ABSTRACT HIV is reverse-transcribed and integrated into the DNA of host cells, resulting in persistent infections that are difficult to clear. To date, there is no effective cure to clear the virus from HIV- infected patients. We have shown an approach to eradicate HIV infections by selective elimination of host cells harboring replication-competent HIV (SECH). The SECH treatment can clear HIV-1 in over 50% mice reconstituted with a human immune system, and in blood samples from HIV-1- infected patients. SECH can clear HIV-infection not only in CD4 T cells, but also in macrophages and microglia cells. Experiments are proposed to determine how to improve the efficacy and safety for SECH in clearing HIV-infection in the macrophage lineage: 1) To improve the efficacy and specificity in the killing of HIV-1-infected macrophages. We have found that increased viral reactivation leads to improved viral clearance in humanized mice. We will identify drugs that show greater potentials in virus reactivation that could lead to better HIV clearance. We will examine the inflammatory potentials for IDB and alternative LRAs in macrophages, and determine what inflammatory cytokines may need to be targeted; 2) To determine how to improve the efficacy and safety in the clearance of HIV reservoir in the macrophage lineage in lymphoid organs and in the brain of humanized mice. We will evaluate whether alternative agents can improve the clearance of HIV-1 in humanized mice in vivo. We will also determine whether optimum SECH regimens can induce limited and controllable inflammatory responses. Our proposed work will provide novel insights into how targeting apoptosis and autophagy regulates the clearance of HIV infection in the macrophage lineage. The studies will facilitate the development of SECH clear HIV-1 infection in lymphoid organs and in the brain to achieve complete eradication of HIV-1.

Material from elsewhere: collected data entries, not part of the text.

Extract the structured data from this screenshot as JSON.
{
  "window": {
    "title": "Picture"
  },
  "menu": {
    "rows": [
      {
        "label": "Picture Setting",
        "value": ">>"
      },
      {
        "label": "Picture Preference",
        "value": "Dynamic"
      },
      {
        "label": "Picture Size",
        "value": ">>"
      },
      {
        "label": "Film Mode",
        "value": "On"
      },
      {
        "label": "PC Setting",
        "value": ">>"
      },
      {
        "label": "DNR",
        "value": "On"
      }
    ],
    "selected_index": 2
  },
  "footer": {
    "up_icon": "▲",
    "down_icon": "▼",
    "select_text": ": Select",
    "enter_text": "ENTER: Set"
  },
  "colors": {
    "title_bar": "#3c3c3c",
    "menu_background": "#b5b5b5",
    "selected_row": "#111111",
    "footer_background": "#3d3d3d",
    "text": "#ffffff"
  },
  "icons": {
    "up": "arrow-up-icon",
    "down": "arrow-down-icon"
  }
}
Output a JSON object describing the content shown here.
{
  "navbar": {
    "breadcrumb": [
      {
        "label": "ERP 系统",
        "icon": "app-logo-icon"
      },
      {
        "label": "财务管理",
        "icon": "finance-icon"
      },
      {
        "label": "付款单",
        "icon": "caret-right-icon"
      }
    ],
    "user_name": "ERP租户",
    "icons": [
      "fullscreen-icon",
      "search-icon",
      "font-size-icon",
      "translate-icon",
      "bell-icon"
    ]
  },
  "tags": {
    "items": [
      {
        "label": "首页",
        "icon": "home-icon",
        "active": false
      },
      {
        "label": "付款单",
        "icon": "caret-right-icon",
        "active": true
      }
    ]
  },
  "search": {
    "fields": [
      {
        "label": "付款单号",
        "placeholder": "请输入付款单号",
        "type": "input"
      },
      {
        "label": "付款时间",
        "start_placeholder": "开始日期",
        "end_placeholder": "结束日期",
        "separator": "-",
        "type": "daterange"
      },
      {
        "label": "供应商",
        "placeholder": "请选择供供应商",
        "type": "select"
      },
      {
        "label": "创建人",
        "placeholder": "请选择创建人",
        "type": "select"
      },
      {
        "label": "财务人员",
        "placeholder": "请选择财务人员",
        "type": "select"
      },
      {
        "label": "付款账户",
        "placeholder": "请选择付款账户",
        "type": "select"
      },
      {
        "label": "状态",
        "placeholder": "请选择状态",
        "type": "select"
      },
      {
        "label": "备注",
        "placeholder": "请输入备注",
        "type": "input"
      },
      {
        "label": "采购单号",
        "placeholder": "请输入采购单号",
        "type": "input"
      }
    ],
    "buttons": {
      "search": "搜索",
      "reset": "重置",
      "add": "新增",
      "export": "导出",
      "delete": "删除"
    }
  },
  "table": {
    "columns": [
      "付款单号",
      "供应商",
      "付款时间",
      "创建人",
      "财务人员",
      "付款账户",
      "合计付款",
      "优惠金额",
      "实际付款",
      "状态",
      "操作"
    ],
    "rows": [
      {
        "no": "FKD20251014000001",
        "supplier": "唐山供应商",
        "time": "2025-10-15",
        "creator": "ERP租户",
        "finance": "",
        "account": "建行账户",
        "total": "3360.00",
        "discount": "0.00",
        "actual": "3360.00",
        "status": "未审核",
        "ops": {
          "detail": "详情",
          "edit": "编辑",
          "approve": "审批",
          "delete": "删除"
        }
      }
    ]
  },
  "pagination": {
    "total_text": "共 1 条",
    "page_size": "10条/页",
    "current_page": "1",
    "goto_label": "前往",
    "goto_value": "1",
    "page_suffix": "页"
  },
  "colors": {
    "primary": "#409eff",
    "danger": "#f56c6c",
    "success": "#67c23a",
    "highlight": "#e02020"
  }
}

抽象的 HIV被逆转录并整合到宿主细胞的DNA中，导致持久性 难以清除的感染。迄今为止，还没有有效的治疗方法可以清除艾滋病病毒 感染的患者。我们已经展示了一种通过选择性消除来根除艾滋病毒感染的方法 携带有复制能力的 HIV (SICH) 的宿主细胞。 SECH治疗可以清除HIV-1 在超过 50% 的小鼠中重组了人类免疫系统，以及 HIV-1- 的血液样本中 感染的患者。 SECH 不仅可以清除 CD4 T 细胞中的 HIV 感染，还可以清除巨噬细胞中的 HIV 感染 和小胶质细胞。建议进行实验以确定如何提高功效和 SECH清除巨噬细胞系中HIV感染的安全性：1）提高疗效 以及杀死 HIV-1 感染的巨噬细胞的特异性。我们发现病毒增加 再激活可提高人源化小鼠的病毒清除率。我们将识别显示出的药物 病毒重新激活的潜力更大，可以更好地清除艾滋病毒。我们将检查 巨噬细胞中 IDB 和替代 LRA 的炎症潜力，并确定什么 可能需要针对炎症细胞因子； 2）确定如何提高功效 以及清除淋巴器官和巨噬细胞谱系中 HIV 储存库的安全性 在人源化小鼠的大脑中。我们将评估替代药物是否可以改善 人源化小鼠体内 HIV-1 的清除。我们还将确定是否最佳 SECH 治疗方案可以诱导有限且可控的炎症反应。我们提出的工作将 为靶向细胞凋亡和自噬如何调节 HIV 清除提供新见解 巨噬细胞谱系感染。这些研究将促进 SECH 的明确发展 HIV-1感染在淋巴器官和大脑中实现彻底根除HIV-1。